新学期伊始,高一五班又一次迎来了新的转校生。
是的,就是宓杭凤。
春节前后的自由早已结束, 家族事务像一张无形的巨网, 将宓杭凤除学校外的所有时间切割得支离破碎,别说抽出时间在现实中与同伴们见面了,每天连充足的睡眠时间都没有办法保证。

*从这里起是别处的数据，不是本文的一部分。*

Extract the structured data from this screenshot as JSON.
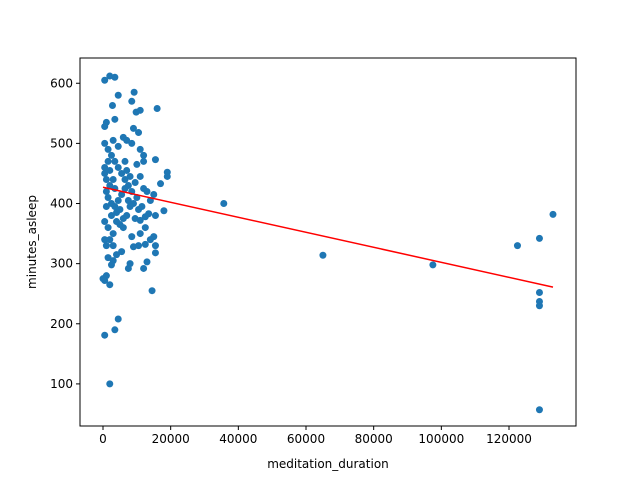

如果不是有着昂淮的帮助, 还有他那些可靠的属下,那真是睡觉都不用了。
所以考虑再三, 还是转学过来更好。
当然, 这个决定必须先过父亲那关。
这并不是什么难事, 就是他那个白痴兄弟很烦人。
“父亲!”少年那刻意拔高音调的尖锐声音率先刺破沉寂,那张与宓杭凤略有几分相似,却因浮夸神情而显得轻佻的脸上,堆满了难以置信的‘痛心疾首’, “您怎么能同意兄长去那种...那种平民的学校!简直是自降身份!要是传出去了, 别人会怎么看待我们?”
说得好像他们宓家是什么历史悠久的世家一样。
宓明泽说完这话, 又将矛头直接指向了宓杭凤本人。
“我亲爱的哥哥, 您不会是在学校犯了什么事,才不得不转学吧?就算不是,未免也太没有上进心了吧?”
在诋毁挑拨这方面,宓明泽的确很有经验。
话语层层递进, 就算没能抓到重要的把柄,也要把‘不上进’的标签贴在他身上,企图破坏他在父亲心中的形象。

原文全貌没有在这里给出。